RATING SENSITIVITIES
Fitch believes that expected increase in interest rates will put a strain on borrower affordability, particularly given the weaker credit profile of the borrowers in these pools. If defaults and associated losses increase beyond the agency's stresses, the junior tranches may be downgraded.

As the CE of the class B1 notes of MPS1 is entirely provided by the reserve fund, which is held with Barclays plc (A/Stable/F1) a change in the Issuer Default Rating of Barclays may lead to a corresponding change in rating on this rated tranche.

Fitch published an exposure draft for UK residential mortgage assumptions on 22 September 2015 (https://www.fitchratings.com/creditdesk/reports/report_frame_render.cfm?rpt_id=871376). The proposed criteria, if adopted, will lead to smaller loss expectations for all types of mortgage portfolios. As a result, Fitch expects all outstanding UK RMBS and CVB ratings to either be affirmed or upgraded. If the current criteria are updated after considering market feedback, Fitch will review all existing UK RMBS ratings within six months of the new criteria publication.

DUE DILIGENCE USAGE
No third party due diligence was provided or reviewed in relation to this rating action.

DATA ADEQUACY
Fitch has checked the consistency and plausibility of the information it has received about the performance of the asset pools and the transactions. There were no findings that were material to this analysis. Fitch has not reviewed the results of any third party assessment of the asset portfolio information or conducted a review of origination files as part of its ongoing monitoring.

Fitch did not undertake a review of the information provided about the underlying asset pools ahead of the transactions' initial closing. The subsequent performance of the transactions over the years is consistent with the agency's expectations given the operating environment and Fitch is therefore satisfied that the asset pool information relied upon for its initial rating analysis was adequately reliable.
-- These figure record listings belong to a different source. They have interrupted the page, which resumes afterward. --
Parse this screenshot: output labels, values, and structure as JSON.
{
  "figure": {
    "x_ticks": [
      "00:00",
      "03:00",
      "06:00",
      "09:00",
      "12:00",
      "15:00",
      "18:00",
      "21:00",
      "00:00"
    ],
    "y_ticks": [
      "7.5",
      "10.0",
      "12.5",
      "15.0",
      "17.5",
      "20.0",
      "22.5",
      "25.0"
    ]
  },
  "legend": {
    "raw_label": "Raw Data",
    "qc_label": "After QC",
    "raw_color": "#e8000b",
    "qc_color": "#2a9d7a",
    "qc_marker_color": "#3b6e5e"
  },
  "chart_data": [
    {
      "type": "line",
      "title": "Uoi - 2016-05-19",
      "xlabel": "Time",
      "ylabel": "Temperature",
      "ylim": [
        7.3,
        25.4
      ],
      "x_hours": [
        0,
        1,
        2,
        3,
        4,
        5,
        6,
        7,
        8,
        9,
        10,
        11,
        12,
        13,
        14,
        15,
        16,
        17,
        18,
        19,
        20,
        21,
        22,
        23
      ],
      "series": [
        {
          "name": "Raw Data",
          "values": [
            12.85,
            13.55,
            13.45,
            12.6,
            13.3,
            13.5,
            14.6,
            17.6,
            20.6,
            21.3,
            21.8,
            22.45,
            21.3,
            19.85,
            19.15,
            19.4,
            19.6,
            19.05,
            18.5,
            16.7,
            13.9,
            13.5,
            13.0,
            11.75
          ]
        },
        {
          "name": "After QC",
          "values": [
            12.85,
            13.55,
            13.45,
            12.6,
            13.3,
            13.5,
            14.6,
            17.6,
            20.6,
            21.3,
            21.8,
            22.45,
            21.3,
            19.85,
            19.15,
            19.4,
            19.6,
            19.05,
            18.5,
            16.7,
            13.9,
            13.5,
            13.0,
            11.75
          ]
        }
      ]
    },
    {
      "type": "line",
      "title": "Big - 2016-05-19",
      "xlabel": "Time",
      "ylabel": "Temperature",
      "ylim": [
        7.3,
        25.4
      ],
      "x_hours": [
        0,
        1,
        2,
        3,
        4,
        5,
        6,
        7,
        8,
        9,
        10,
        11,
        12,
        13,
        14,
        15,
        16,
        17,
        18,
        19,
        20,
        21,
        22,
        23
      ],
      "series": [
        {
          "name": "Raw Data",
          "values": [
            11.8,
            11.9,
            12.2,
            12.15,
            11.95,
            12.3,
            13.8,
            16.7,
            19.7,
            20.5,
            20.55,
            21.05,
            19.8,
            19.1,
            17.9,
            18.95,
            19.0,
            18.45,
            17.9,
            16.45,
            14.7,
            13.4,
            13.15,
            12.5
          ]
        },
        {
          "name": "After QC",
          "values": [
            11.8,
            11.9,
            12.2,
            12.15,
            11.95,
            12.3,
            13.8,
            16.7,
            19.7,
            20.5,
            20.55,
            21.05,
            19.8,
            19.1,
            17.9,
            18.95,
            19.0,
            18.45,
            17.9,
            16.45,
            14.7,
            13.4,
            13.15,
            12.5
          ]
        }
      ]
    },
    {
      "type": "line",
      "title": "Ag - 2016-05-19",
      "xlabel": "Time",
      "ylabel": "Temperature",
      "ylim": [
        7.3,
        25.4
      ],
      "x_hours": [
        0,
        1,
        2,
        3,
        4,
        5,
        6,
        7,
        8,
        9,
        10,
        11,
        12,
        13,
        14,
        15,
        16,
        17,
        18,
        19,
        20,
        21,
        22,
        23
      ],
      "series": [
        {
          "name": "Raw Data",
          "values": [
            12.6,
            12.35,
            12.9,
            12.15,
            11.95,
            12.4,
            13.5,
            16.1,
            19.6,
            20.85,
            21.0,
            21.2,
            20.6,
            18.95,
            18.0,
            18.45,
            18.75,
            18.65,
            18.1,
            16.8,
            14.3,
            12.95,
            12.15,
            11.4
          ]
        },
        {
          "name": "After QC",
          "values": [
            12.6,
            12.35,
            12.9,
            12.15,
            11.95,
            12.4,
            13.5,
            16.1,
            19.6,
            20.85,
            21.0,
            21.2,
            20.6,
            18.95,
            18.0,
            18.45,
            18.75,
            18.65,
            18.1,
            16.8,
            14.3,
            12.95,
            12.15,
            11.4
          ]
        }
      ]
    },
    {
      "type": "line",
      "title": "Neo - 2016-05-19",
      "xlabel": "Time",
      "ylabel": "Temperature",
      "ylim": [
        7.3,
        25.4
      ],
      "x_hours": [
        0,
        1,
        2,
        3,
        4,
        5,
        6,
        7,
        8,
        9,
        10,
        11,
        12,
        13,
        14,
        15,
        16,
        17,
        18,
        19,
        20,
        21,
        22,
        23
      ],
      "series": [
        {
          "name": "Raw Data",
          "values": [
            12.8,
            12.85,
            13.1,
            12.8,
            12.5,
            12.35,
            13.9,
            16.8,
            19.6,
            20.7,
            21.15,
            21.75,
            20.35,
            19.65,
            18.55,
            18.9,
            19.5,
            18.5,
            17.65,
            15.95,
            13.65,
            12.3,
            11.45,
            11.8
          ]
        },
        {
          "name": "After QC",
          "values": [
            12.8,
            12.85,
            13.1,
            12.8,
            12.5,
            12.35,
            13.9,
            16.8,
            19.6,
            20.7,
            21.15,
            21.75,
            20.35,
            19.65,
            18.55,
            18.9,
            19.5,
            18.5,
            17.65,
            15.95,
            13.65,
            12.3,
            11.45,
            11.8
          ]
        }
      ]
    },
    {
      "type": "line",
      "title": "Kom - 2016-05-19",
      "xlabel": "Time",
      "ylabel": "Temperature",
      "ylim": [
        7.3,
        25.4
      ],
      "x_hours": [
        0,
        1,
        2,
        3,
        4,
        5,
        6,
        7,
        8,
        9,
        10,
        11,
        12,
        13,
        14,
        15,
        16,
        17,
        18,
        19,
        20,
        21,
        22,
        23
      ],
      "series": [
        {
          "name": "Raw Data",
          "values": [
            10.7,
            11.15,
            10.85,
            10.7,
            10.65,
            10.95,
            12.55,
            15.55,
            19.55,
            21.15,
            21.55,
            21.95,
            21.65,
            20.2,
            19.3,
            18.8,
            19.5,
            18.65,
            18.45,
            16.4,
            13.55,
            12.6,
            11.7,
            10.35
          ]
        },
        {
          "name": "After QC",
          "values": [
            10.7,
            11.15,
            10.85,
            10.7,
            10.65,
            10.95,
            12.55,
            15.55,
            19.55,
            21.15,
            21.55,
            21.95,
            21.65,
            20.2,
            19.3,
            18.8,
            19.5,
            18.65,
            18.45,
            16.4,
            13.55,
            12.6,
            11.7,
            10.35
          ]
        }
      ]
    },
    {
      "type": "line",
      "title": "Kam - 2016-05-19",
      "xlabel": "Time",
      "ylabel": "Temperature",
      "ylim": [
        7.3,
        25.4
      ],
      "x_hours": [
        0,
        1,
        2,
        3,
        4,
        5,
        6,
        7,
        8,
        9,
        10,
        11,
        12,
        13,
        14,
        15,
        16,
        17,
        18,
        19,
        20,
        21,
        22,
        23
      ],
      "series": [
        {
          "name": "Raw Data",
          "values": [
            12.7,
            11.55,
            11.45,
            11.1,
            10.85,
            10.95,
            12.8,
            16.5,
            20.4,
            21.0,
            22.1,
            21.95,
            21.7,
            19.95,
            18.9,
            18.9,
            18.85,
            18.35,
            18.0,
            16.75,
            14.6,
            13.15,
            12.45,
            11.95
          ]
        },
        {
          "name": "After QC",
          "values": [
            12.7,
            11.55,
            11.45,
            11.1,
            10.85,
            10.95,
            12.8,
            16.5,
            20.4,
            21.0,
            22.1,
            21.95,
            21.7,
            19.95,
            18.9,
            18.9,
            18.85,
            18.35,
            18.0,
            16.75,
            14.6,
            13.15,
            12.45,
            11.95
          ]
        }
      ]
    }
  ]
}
Overall, Fitch's assessment of the information relied upon for the agency's rating analysis according to its applicable rating methodologies indicates that it is adequately reliable.

SOURCES OF INFORMATION
The information below was used in the analysis.
-Loan-by-loan data provided by Kensington as at 31 May 2015 and 30 June 2015.
-Transaction reporting provided by Kensington as at 28 May 2015 and 30 June 2015
-Collateral information provided by RBS as at 24 September 2015.